Where are you going with this line of questioning?
If it's high-quality distillation you're interested in, you don't necessarily need a PhD. I'm thinking of e.g. David Roodman, now a senior advisor at Open Philanthropy. He majored in math, then did a year-long independent study in economics and public policy, and has basically been self-taught ever since. Holden Karnofsky considers what he does extremely valuable:
David Roodman, who is basically the person that I consider the gold standard of a critical evidence reviewer, someone who can really dig on a complicated literature and come up with the answers, he did what, I think, was a really wonderful and really fascinating paper, which is up on our website, where he looked for all the studies on the relationship between incarceration and crime, and what happens if you cut incarceration, do you expect crime to rise, to fall, to stay the same? He picked them apart. What happened is he found a lot of the best, most prestigious studies and about half of them, he found fatal flaws in when he just tried to replicate them or redo their conclusions.
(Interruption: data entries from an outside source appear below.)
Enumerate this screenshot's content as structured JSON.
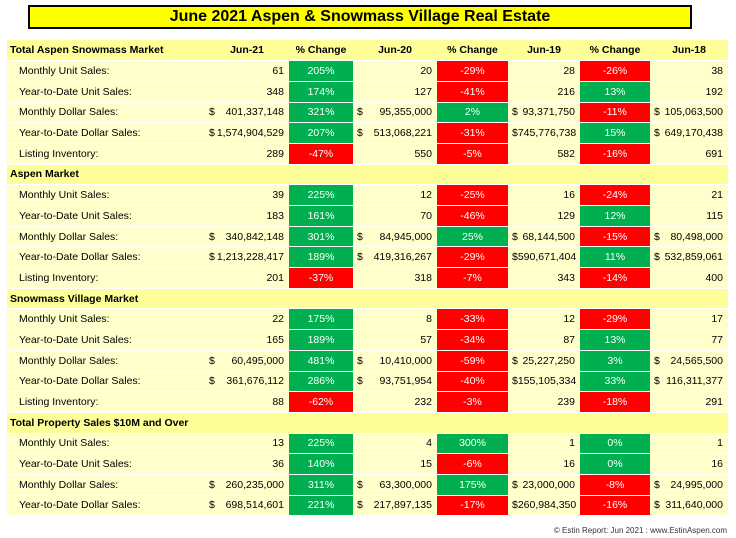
{
  "title": "June 2021 Aspen & Snowmass Village Real Estate",
  "headers": [
    "Total Aspen Snowmass Market",
    "Jun-21",
    "% Change",
    "Jun-20",
    "% Change",
    "Jun-19",
    "% Change",
    "Jun-18"
  ],
  "sections": [
    {
      "label": "Total Aspen Snowmass Market",
      "is_header_row": true,
      "rows": [
        {
          "label": "Monthly Unit Sales:",
          "jun21": "61",
          "chg1": "205%",
          "chg1_dir": "pos",
          "jun20": "20",
          "chg2": "-29%",
          "chg2_dir": "neg",
          "jun19": "28",
          "chg3": "-26%",
          "chg3_dir": "neg",
          "jun18": "38"
        },
        {
          "label": "Year-to-Date Unit Sales:",
          "jun21": "348",
          "chg1": "174%",
          "chg1_dir": "pos",
          "jun20": "127",
          "chg2": "-41%",
          "chg2_dir": "neg",
          "jun19": "216",
          "chg3": "13%",
          "chg3_dir": "pos",
          "jun18": "192"
        },
        {
          "label": "Monthly Dollar Sales:",
          "money": true,
          "jun21": "401,337,148",
          "chg1": "321%",
          "chg1_dir": "pos",
          "jun20": "95,355,000",
          "chg2": "2%",
          "chg2_dir": "pos",
          "jun19": "93,371,750",
          "chg3": "-11%",
          "chg3_dir": "neg",
          "jun18": "105,063,500"
        },
        {
          "label": "Year-to-Date Dollar Sales:",
          "money": true,
          "jun21": "1,574,904,529",
          "chg1": "207%",
          "chg1_dir": "pos",
          "jun20": "513,068,221",
          "chg2": "-31%",
          "chg2_dir": "neg",
          "jun19": "745,776,738",
          "chg3": "15%",
          "chg3_dir": "pos",
          "jun18": "649,170,438"
        },
        {
          "label": "Listing Inventory:",
          "jun21": "289",
          "chg1": "-47%",
          "chg1_dir": "neg",
          "jun20": "550",
          "chg2": "-5%",
          "chg2_dir": "neg",
          "jun19": "582",
          "chg3": "-16%",
          "chg3_dir": "neg",
          "jun18": "691"
        }
      ]
    },
    {
      "label": "Aspen Market",
      "rows": [
        {
          "label": "Monthly Unit Sales:",
          "jun21": "39",
          "chg1": "225%",
          "chg1_dir": "pos",
          "jun20": "12",
          "chg2": "-25%",
          "chg2_dir": "neg",
          "jun19": "16",
          "chg3": "-24%",
          "chg3_dir": "neg",
          "jun18": "21"
        },
        {
          "label": "Year-to-Date Unit Sales:",
          "jun21": "183",
          "chg1": "161%",
          "chg1_dir": "pos",
          "jun20": "70",
          "chg2": "-46%",
          "chg2_dir": "neg",
          "jun19": "129",
          "chg3": "12%",
          "chg3_dir": "pos",
          "jun18": "115"
        },
        {
          "label": "Monthly Dollar Sales:",
          "money": true,
          "jun21": "340,842,148",
          "chg1": "301%",
          "chg1_dir": "pos",
          "jun20": "84,945,000",
          "chg2": "25%",
          "chg2_dir": "pos",
          "jun19": "68,144,500",
          "chg3": "-15%",
          "chg3_dir": "neg",
          "jun18": "80,498,000"
        },
        {
          "label": "Year-to-Date Dollar Sales:",
          "money": true,
          "jun21": "1,213,228,417",
          "chg1": "189%",
          "chg1_dir": "pos",
          "jun20": "419,316,267",
          "chg2": "-29%",
          "chg2_dir": "neg",
          "jun19": "590,671,404",
          "chg3": "11%",
          "chg3_dir": "pos",
          "jun18": "532,859,061"
        },
        {
          "label": "Listing Inventory:",
          "jun21": "201",
          "chg1": "-37%",
          "chg1_dir": "neg",
          "jun20": "318",
          "chg2": "-7%",
          "chg2_dir": "neg",
          "jun19": "343",
          "chg3": "-14%",
          "chg3_dir": "neg",
          "jun18": "400"
        }
      ]
    },
    {
      "label": "Snowmass Village Market",
      "rows": [
        {
          "label": "Monthly Unit Sales:",
          "jun21": "22",
          "chg1": "175%",
          "chg1_dir": "pos",
          "jun20": "8",
          "chg2": "-33%",
          "chg2_dir": "neg",
          "jun19": "12",
          "chg3": "-29%",
          "chg3_dir": "neg",
          "jun18": "17"
        },
        {
          "label": "Year-to-Date Unit Sales:",
          "jun21": "165",
          "chg1": "189%",
          "chg1_dir": "pos",
          "jun20": "57",
          "chg2": "-34%",
          "chg2_dir": "neg",
          "jun19": "87",
          "chg3": "13%",
          "chg3_dir": "pos",
          "jun18": "77"
        },
        {
          "label": "Monthly Dollar Sales:",
          "money": true,
          "jun21": "60,495,000",
          "chg1": "481%",
          "chg1_dir": "pos",
          "jun20": "10,410,000",
          "chg2": "-59%",
          "chg2_dir": "neg",
          "jun19": "25,227,250",
          "chg3": "3%",
          "chg3_dir": "pos",
          "jun18": "24,565,500"
        },
        {
          "label": "Year-to-Date Dollar Sales:",
          "money": true,
          "jun21": "361,676,112",
          "chg1": "286%",
          "chg1_dir": "pos",
          "jun20": "93,751,954",
          "chg2": "-40%",
          "chg2_dir": "neg",
          "jun19": "155,105,334",
          "chg3": "33%",
          "chg3_dir": "pos",
          "jun18": "116,311,377"
        },
        {
          "label": "Listing Inventory:",
          "jun21": "88",
          "chg1": "-62%",
          "chg1_dir": "neg",
          "jun20": "232",
          "chg2": "-3%",
          "chg2_dir": "neg",
          "jun19": "239",
          "chg3": "-18%",
          "chg3_dir": "neg",
          "jun18": "291"
        }
      ]
    },
    {
      "label": "Total Property Sales $10M and Over",
      "rows": [
        {
          "label": "Monthly Unit Sales:",
          "jun21": "13",
          "chg1": "225%",
          "chg1_dir": "pos",
          "jun20": "4",
          "chg2": "300%",
          "chg2_dir": "pos",
          "jun19": "1",
          "chg3": "0%",
          "chg3_dir": "pos",
          "jun18": "1"
        },
        {
          "label": "Year-to-Date Unit Sales:",
          "jun21": "36",
          "chg1": "140%",
          "chg1_dir": "pos",
          "jun20": "15",
          "chg2": "-6%",
          "chg2_dir": "neg",
          "jun19": "16",
          "chg3": "0%",
          "chg3_dir": "pos",
          "jun18": "16"
        },
        {
          "label": "Monthly Dollar Sales:",
          "money": true,
          "jun21": "260,235,000",
          "chg1": "311%",
          "chg1_dir": "pos",
          "jun20": "63,300,000",
          "chg2": "175%",
          "chg2_dir": "pos",
          "jun19": "23,000,000",
          "chg3": "-8%",
          "chg3_dir": "neg",
          "jun18": "24,995,000"
        },
        {
          "label": "Year-to-Date Dollar Sales:",
          "money": true,
          "jun21": "698,514,601",
          "chg1": "221%",
          "chg1_dir": "pos",
          "jun20": "217,897,135",
          "chg2": "-17%",
          "chg2_dir": "neg",
          "jun19": "260,984,350",
          "chg3": "-16%",
          "chg3_dir": "neg",
          "jun18": "311,640,000"
        }
      ]
    }
  ],
  "currency_symbol": "$",
  "footer": "© Estin Report: Jun 2021 : www.EstinAspen.com",
  "colors": {
    "positive": "#00b050",
    "negative": "#ff0000",
    "header_bg": "#ffff99",
    "row_bg": "#ffffcc",
    "title_bg": "#ffff00"
  }
}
When he put it all together, he ended up with a different conclusion from what you would get if you just read the abstracts. It was a completely novel piece of work that reviewed this whole evidence base at a level of thoroughness that had never been done before, came out with a conclusion that was different from what you naively would have thought, which concluded his best estimate is that, at current margins, we could cut incarceration and there would be no expected impact on crime. He did all that. Then, he started submitting it to journals. It’s gotten rejected from a large number of journals by now. I mean starting with the most prestigious ones and then going to the less.
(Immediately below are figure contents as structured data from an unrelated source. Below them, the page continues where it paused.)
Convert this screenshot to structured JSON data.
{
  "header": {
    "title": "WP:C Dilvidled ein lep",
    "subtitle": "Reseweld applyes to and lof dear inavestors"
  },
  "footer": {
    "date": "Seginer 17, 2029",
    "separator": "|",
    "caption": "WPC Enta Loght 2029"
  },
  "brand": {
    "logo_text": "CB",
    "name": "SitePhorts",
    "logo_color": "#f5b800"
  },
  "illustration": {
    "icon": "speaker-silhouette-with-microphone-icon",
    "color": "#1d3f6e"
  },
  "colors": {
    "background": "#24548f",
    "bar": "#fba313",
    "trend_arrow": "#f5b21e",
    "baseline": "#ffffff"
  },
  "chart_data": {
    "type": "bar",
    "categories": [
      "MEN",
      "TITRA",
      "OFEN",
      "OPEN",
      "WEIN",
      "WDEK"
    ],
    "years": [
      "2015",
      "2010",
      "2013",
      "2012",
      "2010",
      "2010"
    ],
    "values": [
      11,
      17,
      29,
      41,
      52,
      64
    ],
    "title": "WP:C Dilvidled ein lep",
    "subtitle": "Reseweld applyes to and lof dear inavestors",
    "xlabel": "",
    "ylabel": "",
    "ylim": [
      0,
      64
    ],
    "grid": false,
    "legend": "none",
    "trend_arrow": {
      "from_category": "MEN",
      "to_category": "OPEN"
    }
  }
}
Robert Wiblin: Why is that?
Holden Karnofsky: Because his paper, it’s really, I think, it’s incredibly well done. It’s incredibly important, but there’s nothing in some sense, in some kind of academic taste sense, there’s nothing new in there. He took a bunch of studies. He redid them. He found that they broke. He found new issues with them, and he found new conclusions. From a policy maker or philanthropist perspective, all very interesting stuff, but did we really find a new method for asserting causality? Did we really find a new insight about how the mind of a …
Robert Wiblin: Criminal.
Holden Karnofsky: A perpetrator works. No. We didn’t advance the frontiers of knowledge. We pulled together a bunch of knowledge that we already had, and we synthesized it. I think that’s a common theme is that, I think, our academic institutions were set up a while ago. They were set up at a time when it seemed like the most valuable thing to do was just to search for the next big insight.
These days, they’ve been around for a while. We’ve got a lot of insights. We’ve got a lot of insights sitting around. We’ve got a lot of studies. I think a lot of the times what we need to do is take the information that’s already available, take the studies that already exist, and synthesize them critically and say, “What does this mean for what we should do? Where we should give money, what policy should be.”
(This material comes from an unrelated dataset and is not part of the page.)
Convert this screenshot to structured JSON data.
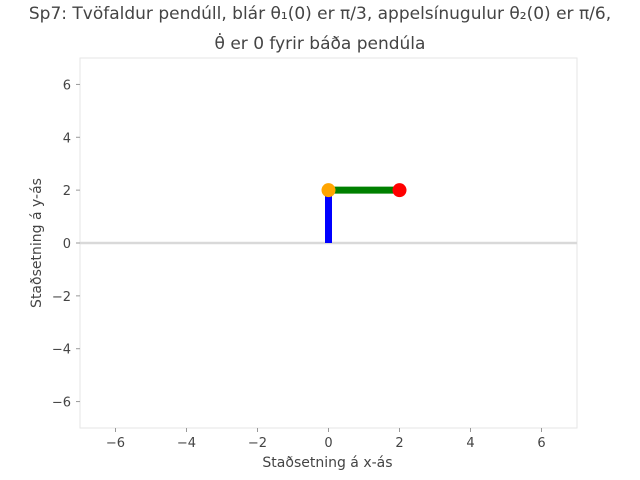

I don’t think there’s any home in academia to do that. I think that creates a lot of the gaps. This also applies to AI timelines where it’s like there’s nothing particularly innovative, groundbreaking, knowledge frontier advancing, creative, clever about just … It’s a question that matters. When can we expect transformative AI and with what probability? It matters, but it’s not a work of frontier advancing intellectual creativity to try to answer it.
Curious, what do you think now that GPT-4 is out?